Eventually the job evolved so that I was teaching: feminist jurisprudence, family law, and my heart’s delight, poverty law. I also ran a fellowship program that placed students in paid externships in agencies working on poverty or environmental issues. It tended to attract the idealists, and I’m proud that many continued their involvement in similar work after they graduated.

When my son grew up and left home, I was able to focus on writing along with my paid job. I tried writing short stories, but I prefer the wide scope of a novel, getting lost for years in a fictional world. I wrote one, and had started another when two foster children came to live with me. I put down the writing for a couple of years, but the characters lingered at the edge of my mind, waiting for me to return. When both the children were gone, I did. Then I retired from the law school, began writing my blog, The Feminist Grandma, and finished a third novel.

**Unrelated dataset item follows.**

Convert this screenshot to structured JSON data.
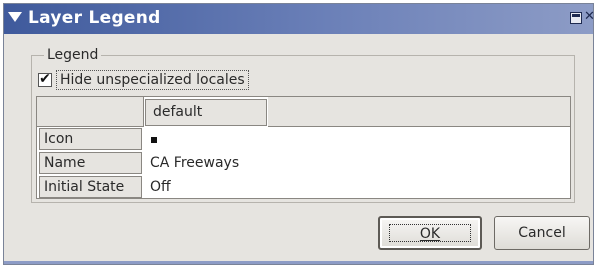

All this time, I tried earnestly to get published – submitting stories, writing dozens of publishers and hundreds of agents. For a few years I had an agent for my second book, but she couldn’t persuade any of the big publishers, and wasn’t interested in the small ones.

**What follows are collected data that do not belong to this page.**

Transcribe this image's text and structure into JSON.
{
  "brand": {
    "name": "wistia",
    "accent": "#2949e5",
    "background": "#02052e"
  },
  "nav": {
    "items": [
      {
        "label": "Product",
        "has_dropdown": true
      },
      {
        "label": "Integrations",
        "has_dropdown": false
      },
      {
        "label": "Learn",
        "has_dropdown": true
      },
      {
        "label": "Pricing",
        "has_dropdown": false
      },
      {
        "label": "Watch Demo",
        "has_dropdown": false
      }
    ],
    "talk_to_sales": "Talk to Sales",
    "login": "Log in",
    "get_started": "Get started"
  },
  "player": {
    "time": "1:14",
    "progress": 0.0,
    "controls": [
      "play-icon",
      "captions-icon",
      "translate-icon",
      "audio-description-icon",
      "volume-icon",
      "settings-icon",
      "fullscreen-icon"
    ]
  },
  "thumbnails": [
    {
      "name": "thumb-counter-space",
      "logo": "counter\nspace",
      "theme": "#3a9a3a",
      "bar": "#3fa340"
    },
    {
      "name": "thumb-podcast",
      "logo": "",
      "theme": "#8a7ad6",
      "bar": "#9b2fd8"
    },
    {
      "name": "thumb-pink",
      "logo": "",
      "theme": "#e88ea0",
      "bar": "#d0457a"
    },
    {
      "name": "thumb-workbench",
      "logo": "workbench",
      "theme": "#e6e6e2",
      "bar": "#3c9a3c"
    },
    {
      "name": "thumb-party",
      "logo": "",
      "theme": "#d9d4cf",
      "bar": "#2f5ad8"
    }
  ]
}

I was seventy-two when Twisted Road Publications published my first novel, Dreaming the Marsh, and five years later my second novel, the Year of the Child. Through all the hoping years I read about the publishing industry, and thought about what I wanted. My dream was to have a real editor, who would help me make my book as good as it can be, and my dream came true. Joan Leggitt is a brilliant editor, and her publishing expertise carried me through all the ups, downs, and doubts that precede the release of a novel. I have another novel, Seeing the Edge, that I’m finally satisfied with  (after17 drafts!) and a fourth, A Long Marriage, that I’m eager to return to. 

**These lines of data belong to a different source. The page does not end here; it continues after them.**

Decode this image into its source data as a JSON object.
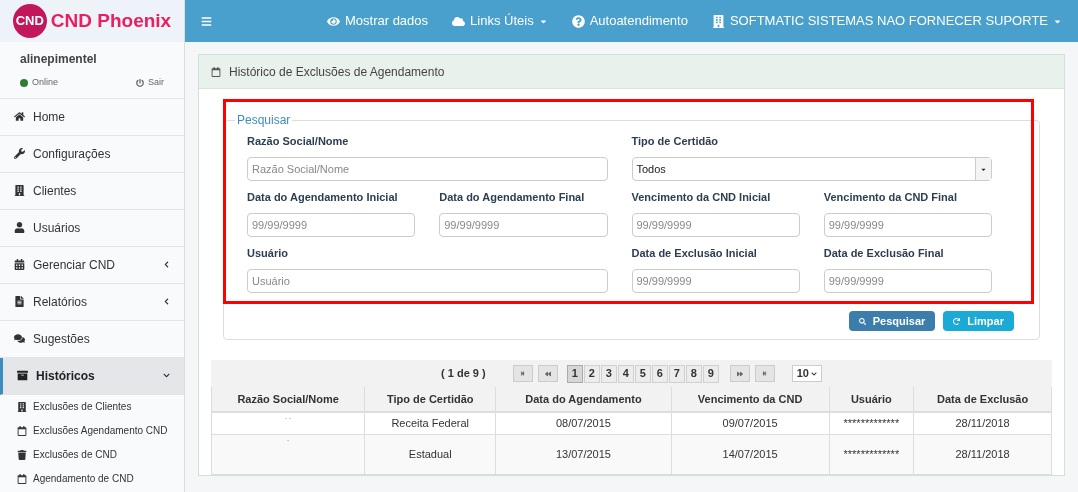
{
  "brand": {
    "badge": "CND",
    "name": "CND Phoenix"
  },
  "user": {
    "name": "alinepimentel",
    "status": "Online",
    "logout": "Sair"
  },
  "sidebar": {
    "items": [
      {
        "label": "Home",
        "has_submenu": false,
        "expanded": false,
        "selected": false
      },
      {
        "label": "Configurações",
        "has_submenu": false,
        "expanded": false,
        "selected": false
      },
      {
        "label": "Clientes",
        "has_submenu": false,
        "expanded": false,
        "selected": false
      },
      {
        "label": "Usuários",
        "has_submenu": false,
        "expanded": false,
        "selected": false
      },
      {
        "label": "Gerenciar CND",
        "has_submenu": true,
        "expanded": false,
        "selected": false
      },
      {
        "label": "Relatórios",
        "has_submenu": true,
        "expanded": false,
        "selected": false
      },
      {
        "label": "Sugestões",
        "has_submenu": false,
        "expanded": false,
        "selected": false
      },
      {
        "label": "Históricos",
        "has_submenu": true,
        "expanded": true,
        "selected": true,
        "children": [
          {
            "label": "Exclusões de Clientes"
          },
          {
            "label": "Exclusões Agendamento CND"
          },
          {
            "label": "Exclusões de CND"
          },
          {
            "label": "Agendamento de CND"
          }
        ]
      }
    ]
  },
  "topbar": {
    "items": [
      {
        "label": "Mostrar dados",
        "dropdown": false
      },
      {
        "label": "Links Úteis",
        "dropdown": true
      },
      {
        "label": "Autoatendimento",
        "dropdown": false
      },
      {
        "label": "SOFTMATIC SISTEMAS NAO FORNECER SUPORTE",
        "dropdown": true
      }
    ]
  },
  "panel": {
    "title": "Histórico de Exclusões de Agendamento",
    "search": {
      "legend": "Pesquisar",
      "fields": [
        {
          "kind": "wide",
          "label": "Razão Social/Nome",
          "placeholder": "Razão Social/Nome"
        },
        {
          "kind": "select",
          "label": "Tipo de Certidão",
          "value": "Todos"
        },
        {
          "kind": "narrow",
          "label": "Data do Agendamento Inicial",
          "placeholder": "99/99/9999"
        },
        {
          "kind": "narrow",
          "label": "Data do Agendamento Final",
          "placeholder": "99/99/9999"
        },
        {
          "kind": "narrow",
          "label": "Vencimento da CND Inicial",
          "placeholder": "99/99/9999"
        },
        {
          "kind": "narrow",
          "label": "Vencimento da CND Final",
          "placeholder": "99/99/9999"
        },
        {
          "kind": "wide",
          "label": "Usuário",
          "placeholder": "Usuário"
        },
        {
          "kind": "narrow",
          "label": "Data de Exclusão Inicial",
          "placeholder": "99/99/9999"
        },
        {
          "kind": "narrow",
          "label": "Data de Exclusão Final",
          "placeholder": "99/99/9999"
        }
      ],
      "buttons": [
        {
          "label": "Pesquisar",
          "kind": "primary"
        },
        {
          "label": "Limpar",
          "kind": "info"
        }
      ]
    },
    "pager": {
      "summary": "( 1 de 9 )",
      "pages": [
        {
          "label": "1",
          "selected": true
        },
        {
          "label": "2",
          "selected": false
        },
        {
          "label": "3",
          "selected": false
        },
        {
          "label": "4",
          "selected": false
        },
        {
          "label": "5",
          "selected": false
        },
        {
          "label": "6",
          "selected": false
        },
        {
          "label": "7",
          "selected": false
        },
        {
          "label": "8",
          "selected": false
        },
        {
          "label": "9",
          "selected": false
        }
      ],
      "page_size": "10"
    },
    "table": {
      "columns": [
        "Razão Social/Nome",
        "Tipo de Certidão",
        "Data do Agendamento",
        "Vencimento da CND",
        "Usuário",
        "Data de Exclusão"
      ],
      "rows": [
        [
          "- -",
          "Receita Federal",
          "08/07/2015",
          "09/07/2015",
          "*************",
          "28/11/2018"
        ],
        [
          "-",
          "Estadual",
          "13/07/2015",
          "14/07/2015",
          "*************",
          "28/11/2018"
        ]
      ]
    }
  }
}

Sometimes life and loss and other troubles interfere with work.

But after a couple of difficult years, I woke up in January 2026 and realized my writer was back. I’m in a critique group populated by authors and professors with way more experience (and publications) than I. Our monthly meetings nourish and encourage me. 

I haven’t lost my obsession with poverty. In 2002 a group of us, led by Arupa and Bob, started the HOME Van, driving to campsites and parks with food, medicine, clothes, tents and friendship for Gainesville’s homeless people. After our leaders died, there were a few fallow years, but then Grace Marketplace, our homeless services center, acquired a magnificent van, and I’m the Tuesday volunteer on the street outreach team. I make the food bags, and organize clothes and supplies before the drive out. I’m the Van Granny – I hand out stuff and talk and laugh and commiserate with the people living on the streets. Staff does all that, AND the endless bureaucratic chores involved in getting people the services they need, including housing if they’re interested. The obstacles to housing keep getting higher, and housing that’s truly affordable is very scarce. Despite this, a steady trickle of people get housed, and we rejoice for each of them.

For fun I love to garden, cook, sing, swim, crochet hats for the homeless, dance with my husband Joe Jackson.and go for walks. We have a cat who lies on my lap for my morning hour of reading. My siblings and my son have died, but I still have the granddaughter in Jacksonville who lived with us from age 7, a foster son who frequently writes me, a superb step-daughter and her little girls, my two sisters-in-law, seven beloved nieces and nephews, and Joe’s large and welcoming family. I have a gang of friends, the Muumuu Mamas, and many other friends who are dear to me. Despite losses and struggles, I think I am happier than I have ever been.